La CEMAC, à bout de souffle

Créée en 1994 et instituant une union monétaire entre six pays membres qui partagent le franc CFA, la Communauté économique et monétaire de l’Afrique centrale (CEMAC) a du plomb dans l’aile. 

Le 30 juillet dernier, le sommet de la CEMAC qui s’est tenu en Guinée équatoriale, sous la houlette du chef de l’Etat Teodoro Obiang qui préside l’organisation a mis en lumière les nombreuses déficiences dont souffre l’organisation depuis plusieurs années.

Plusieurs facteurs concourent à la perte d’influence de l’organisation. La chute du prix du baril de pétrole a d’abord cassé la croissance moyenne des États pétroliers membres de l’institution. De près de 5 % en 2014, elle chute à 1,5 % en 2016. Les budgets nationaux sont également profondément affectés par les dépenses liées aux élections présidentielles où les billets de banque aiguillonnent les bulletins de vote. L’ effort de guerre contre Boko Haram et les mouvements rebelles contribuent également aux coupes sombres des dépenses sociales et à la cure d’austérité des services publics.

Dysfonctionnements

La CEMAC est par ailleurs la victime collatérale des luttes intestines que se livrent entre eux ses Etats membres. Alors que le chef de l’Etat tchadien, Idriss Déby, président en exercice de l’Union africaine, se fait une fierté du lancement du passeport africain, il ferme sa frontière avec la Centrafrique. La libre circulation des personnes, inscrite dans le traité constitutif de la CEMAC, n’est par ailleurs pas en vigueur en Guinée Équatoriale et au Gabon où le visa est exigé. Les échanges commerciaux sont toujours aussi problématiques et la création d’une compagnie aérienne commune, « Air CEMAC », est à l’étude depuis des années. Enfin, l’accord de partenariat économique avec l’Union européenne est en panne depuis une décennie alors que le Cameroun a pris la liberté de le signer tout seul.

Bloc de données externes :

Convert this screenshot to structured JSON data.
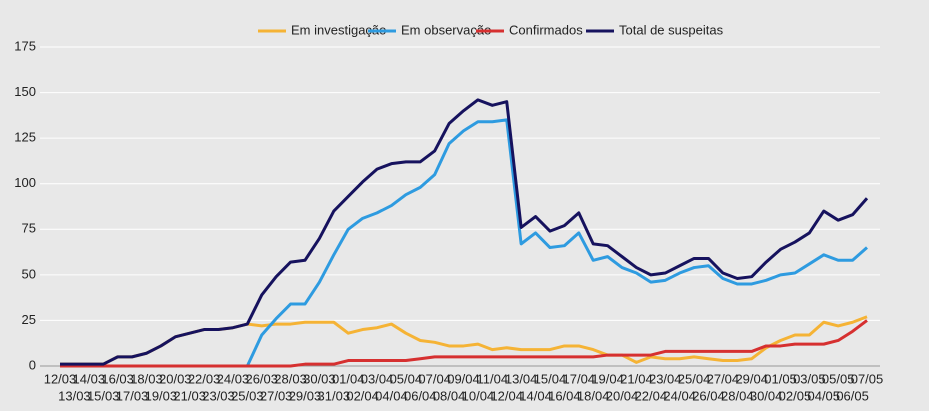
{
  "chart_data": {
    "type": "line",
    "categories": [
      "12/03",
      "13/03",
      "14/03",
      "15/03",
      "16/03",
      "17/03",
      "18/03",
      "19/03",
      "20/03",
      "21/03",
      "22/03",
      "23/03",
      "24/03",
      "25/03",
      "26/03",
      "27/03",
      "28/03",
      "29/03",
      "30/03",
      "31/03",
      "01/04",
      "02/04",
      "03/04",
      "04/04",
      "05/04",
      "06/04",
      "07/04",
      "08/04",
      "09/04",
      "10/04",
      "11/04",
      "12/04",
      "13/04",
      "14/04",
      "15/04",
      "16/04",
      "17/04",
      "18/04",
      "19/04",
      "20/04",
      "21/04",
      "22/04",
      "23/04",
      "24/04",
      "25/04",
      "26/04",
      "27/04",
      "28/04",
      "29/04",
      "30/04",
      "01/05",
      "02/05",
      "03/05",
      "04/05",
      "05/05",
      "06/05",
      "07/05"
    ],
    "series": [
      {
        "name": "Em investigação",
        "color": "#f5b335",
        "values": [
          1,
          1,
          1,
          1,
          5,
          5,
          7,
          11,
          16,
          18,
          20,
          20,
          21,
          23,
          22,
          23,
          23,
          24,
          24,
          24,
          18,
          20,
          21,
          23,
          18,
          14,
          13,
          11,
          11,
          12,
          9,
          10,
          9,
          9,
          9,
          11,
          11,
          9,
          6,
          6,
          2,
          5,
          4,
          4,
          5,
          4,
          3,
          3,
          4,
          10,
          14,
          17,
          17,
          24,
          22,
          24,
          27
        ]
      },
      {
        "name": "Em observação",
        "color": "#2e9be0",
        "values": [
          0,
          0,
          0,
          0,
          0,
          0,
          0,
          0,
          0,
          0,
          0,
          0,
          0,
          0,
          17,
          26,
          34,
          34,
          46,
          61,
          75,
          81,
          84,
          88,
          94,
          98,
          105,
          122,
          129,
          134,
          134,
          135,
          67,
          73,
          65,
          66,
          73,
          58,
          60,
          54,
          51,
          46,
          47,
          51,
          54,
          55,
          48,
          45,
          45,
          47,
          50,
          51,
          56,
          61,
          58,
          58,
          65
        ]
      },
      {
        "name": "Confirmados",
        "color": "#d63030",
        "values": [
          0,
          0,
          0,
          0,
          0,
          0,
          0,
          0,
          0,
          0,
          0,
          0,
          0,
          0,
          0,
          0,
          0,
          1,
          1,
          1,
          3,
          3,
          3,
          3,
          3,
          4,
          5,
          5,
          5,
          5,
          5,
          5,
          5,
          5,
          5,
          5,
          5,
          5,
          6,
          6,
          6,
          6,
          8,
          8,
          8,
          8,
          8,
          8,
          8,
          11,
          11,
          12,
          12,
          12,
          14,
          19,
          25
        ]
      },
      {
        "name": "Total de suspeitas",
        "color": "#16125e",
        "values": [
          1,
          1,
          1,
          1,
          5,
          5,
          7,
          11,
          16,
          18,
          20,
          20,
          21,
          23,
          39,
          49,
          57,
          58,
          70,
          85,
          93,
          101,
          108,
          111,
          112,
          112,
          118,
          133,
          140,
          146,
          143,
          145,
          76,
          82,
          74,
          77,
          84,
          67,
          66,
          60,
          54,
          50,
          51,
          55,
          59,
          59,
          51,
          48,
          49,
          57,
          64,
          68,
          73,
          85,
          80,
          83,
          92
        ]
      }
    ],
    "ylim": [
      0,
      175
    ],
    "yticks": [
      0,
      25,
      50,
      75,
      100,
      125,
      150,
      175
    ],
    "grid": true,
    "legend": "top"
  }
}
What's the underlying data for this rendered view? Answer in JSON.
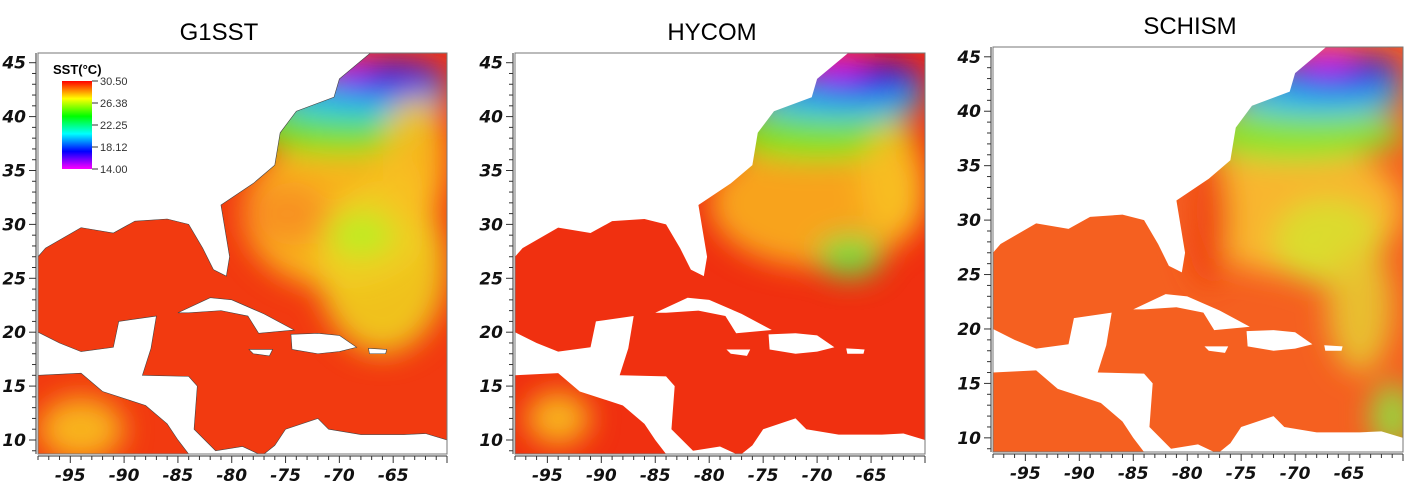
{
  "figure": {
    "panels": [
      {
        "title": "G1SST",
        "has_colorbar": true
      },
      {
        "title": "HYCOM",
        "has_colorbar": false
      },
      {
        "title": "SCHISM",
        "has_colorbar": false
      }
    ],
    "x_axis": {
      "ticks": [
        "-95",
        "-90",
        "-85",
        "-80",
        "-75",
        "-70",
        "-65"
      ],
      "range": [
        -98,
        -60
      ]
    },
    "y_axis": {
      "ticks": [
        "45",
        "40",
        "35",
        "30",
        "25",
        "20",
        "15",
        "10"
      ],
      "range": [
        8.7,
        45.9
      ]
    },
    "colorbar": {
      "title": "SST(°C)",
      "labels": [
        "30.50",
        "26.38",
        "22.25",
        "18.12",
        "14.00"
      ],
      "range": [
        14.0,
        30.5
      ],
      "colormap": [
        "#ff00ff",
        "#0000ff",
        "#00ffff",
        "#00ff00",
        "#ffff00",
        "#ff0000"
      ]
    },
    "colors": {
      "land": "#ffffff",
      "warm": "#f03010",
      "frame": "#777777"
    }
  }
}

Les importants dysfonctionnements financiers tels que les scandales des placements Madoff de la Banque de Developpement des États d’Afrique Centrale (BEAC) ou la gestion calamiteuse du Camerounais Antoine Ntsimi à la présidence de la Commission de la CEMAC, sont immédiatement étouffés par le turn over des nominations qui bénéficie aux protégés des chefs de l’État. Les présidences tournantes favorisent l’impunité tandis que la France pratique la politique de l’autruche.

Le dernier Sommet de Malabo, avec son lot de nominations, a permis d’actualiser ce jeu. Il a aussi fourni l’occasion à Teodoro Obiang, en poste depuis 1979, de faire part de son courroux à Idriss Déby pour l’échec de son candidat à la présidence de la Commision de l’Union africaine. De même, si le président guinéen a adressé ses félicitations au nouveau président centrafricain Faustin-Archange Touadera pour son élection sans bavures et plaidé pour une aide accrue à son pays, il lui a aussi enjoint de ne pas engager de poursuites contre l’ex présidente de la transition Catherine Samba-Panza décriée pour sa mauvaise gouvernance. Il est vrai que sa fille, Christelle Sappot, ambassadrice de Centrafrique à Malabo, est proche du pouvoir Equato-Guinéen.